U.S. government bond prices fell Tuesday, pushing two-year yields to their highest since January, as inflation fears increased expectations the Federal Reserve would raise interest rates this year to control price growth.

Dallas Federal Reserve Bank President Richard Fishersaid the U.S. central bank would not tolerate rising inflation expectations and that he would accept weaker growth if that kept price rises in check.

Fisher was picking up the inflation baton from Fed Chairman Ben Bernanke, who signaled late Monday that the bank would act strongly to resist an acceleration in price growth while playing down the economy's weakness.

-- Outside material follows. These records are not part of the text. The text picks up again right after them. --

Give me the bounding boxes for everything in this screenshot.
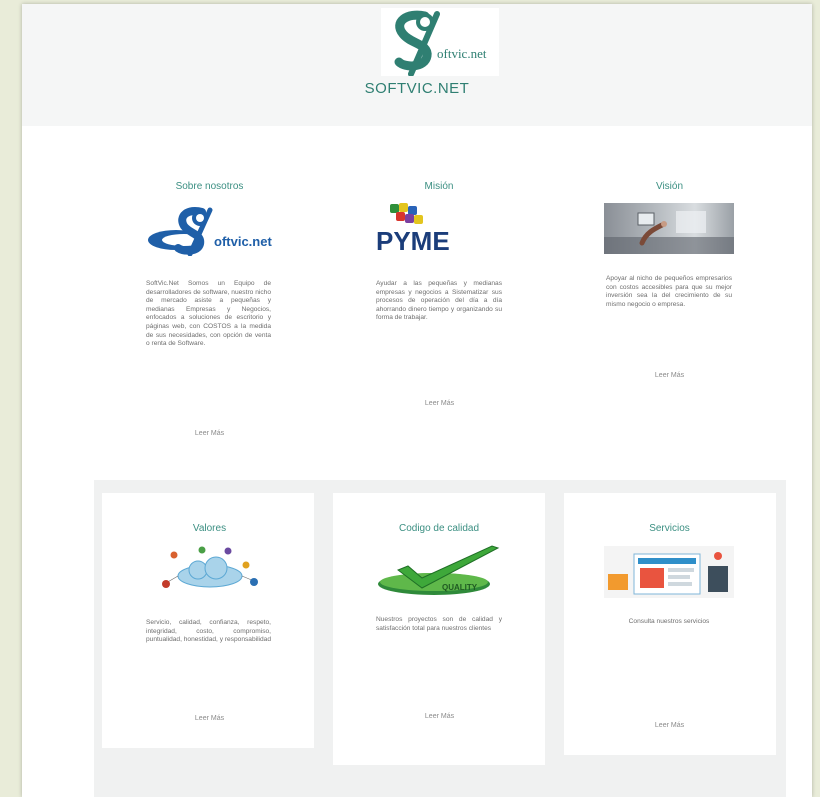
mision-pyme-image: PYME [374, 202, 498, 254]
leer-mas-link-codigo-de-calidad[interactable]: Leer Más [402, 713, 477, 720]
card-text-servicios: Consulta nuestros servicios [628, 618, 710, 625]
card-title-mision: Misión [424, 181, 454, 192]
card-text-sobre-nosotros: SoftVic.Net Somos un Equipo de desarroll… [146, 280, 271, 348]
site-title: SOFTVIC.NET [364, 80, 470, 97]
touchscreen-photo-icon [604, 211, 734, 254]
header: oftvic.net SOFTVIC.NET [22, 4, 812, 126]
leer-mas-link-servicios[interactable]: Leer Más [632, 722, 707, 729]
servicios-web-design-image [604, 546, 734, 598]
logo-text: oftvic.net [437, 46, 487, 61]
softvic-logo-icon: oftvic.net [148, 207, 272, 256]
vision-touchscreen-image [604, 203, 734, 254]
card-text-vision: Apoyar al nicho de pequeños empresarios … [606, 275, 732, 308]
calidad-checkmark-image: QUALITY [374, 544, 504, 599]
site-logo[interactable]: oftvic.net [381, 8, 499, 77]
card-title-valores: Valores [192, 523, 227, 534]
card-text-valores: Servicio, calidad, confianza, respeto, i… [146, 619, 272, 644]
cloud-network-icon [162, 546, 258, 588]
card-title-codigo-de-calidad: Codigo de calidad [398, 523, 480, 534]
card-text-mision: Ayudar a las pequeñas y medianas empresa… [376, 280, 502, 322]
leer-mas-link-vision[interactable]: Leer Más [632, 372, 707, 379]
logo-text: oftvic.net [214, 234, 272, 249]
page-frame: oftvic.net SOFTVIC.NET Sobre nosotros of… [22, 4, 812, 797]
card-text-codigo-de-calidad: Nuestros proyectos son de calidad y sati… [376, 616, 502, 632]
pyme-text: PYME [376, 226, 450, 254]
leer-mas-link-valores[interactable]: Leer Más [172, 715, 247, 722]
quality-text: QUALITY [442, 583, 478, 592]
quality-checkmark-icon: QUALITY [378, 545, 500, 595]
web-design-icon [604, 546, 734, 598]
leer-mas-link-sobre-nosotros[interactable]: Leer Más [172, 430, 247, 437]
valores-cloud-image [158, 543, 262, 593]
card-title-sobre-nosotros: Sobre nosotros [175, 181, 244, 192]
pyme-puzzle-icon: PYME [376, 203, 450, 254]
card-title-servicios: Servicios [649, 523, 690, 534]
leer-mas-link-mision[interactable]: Leer Más [402, 400, 477, 407]
card-title-vision: Visión [655, 181, 684, 192]
softvic-logo-icon: oftvic.net [394, 10, 487, 77]
sobre-nosotros-logo-image: oftvic.net [144, 206, 274, 256]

The comments signal that the Fed's period of loose monetary policy to mitigate the effects of turmoil in the financial markets was giving way to higher official interest rates to damp price pressures.

"Everyone was aware that there is an inflation problem but we haven't been concerned about it because of the financial turmoil," said Rick Klingman, managing director of Treasury trading at BNP Paribas in New York.

"If Bernanke thinks the risks to the economy in the second half have improved ... then we might be gradually shifting to worrying about inflation and fighting that fight."

Tuesday's sell-off came after short-dated Treasury yields registered their biggest one-day jump in 25 years on Monday due to the inflation concerns.

The losses were mitigated somewhat by weakness in the stock market, but tough inflation talk from Fed officials took its toll on bonds.

"It's really the overwhelmingly hawkish view from Fisher," Tom di Galoma, head of government trading at Jefferies & Co. in New York, said of Tuesday's market.

Adding his voice to the anti-inflation chorus, Boston Federal Reserve President Eric Rosengren said Tuesdaythat rising food and energy costs are still trickling through the economy, complicating the outlook for inflation.

Fed rhetoric has had a profound effect on market sentiment, which now anticipates 75 basis points of U.S. interest rate hikes by the end of this year.

This has weighed especially on the front end of the market, where prices fall the most when rate hikes come into play, and narrowed the difference between short- and longer-dated yields.

The spread between 2- and 10-year yields is now at 120 basis points, near its flattest since January.

However, the Fed jawboning appeared to temper market expectations for inflation slightly, based on 10-year inflation-linked bonds issued by the government. The break-even spread narrowed between 10-year nominal bond yields and Treasury Inflation Protected Securities.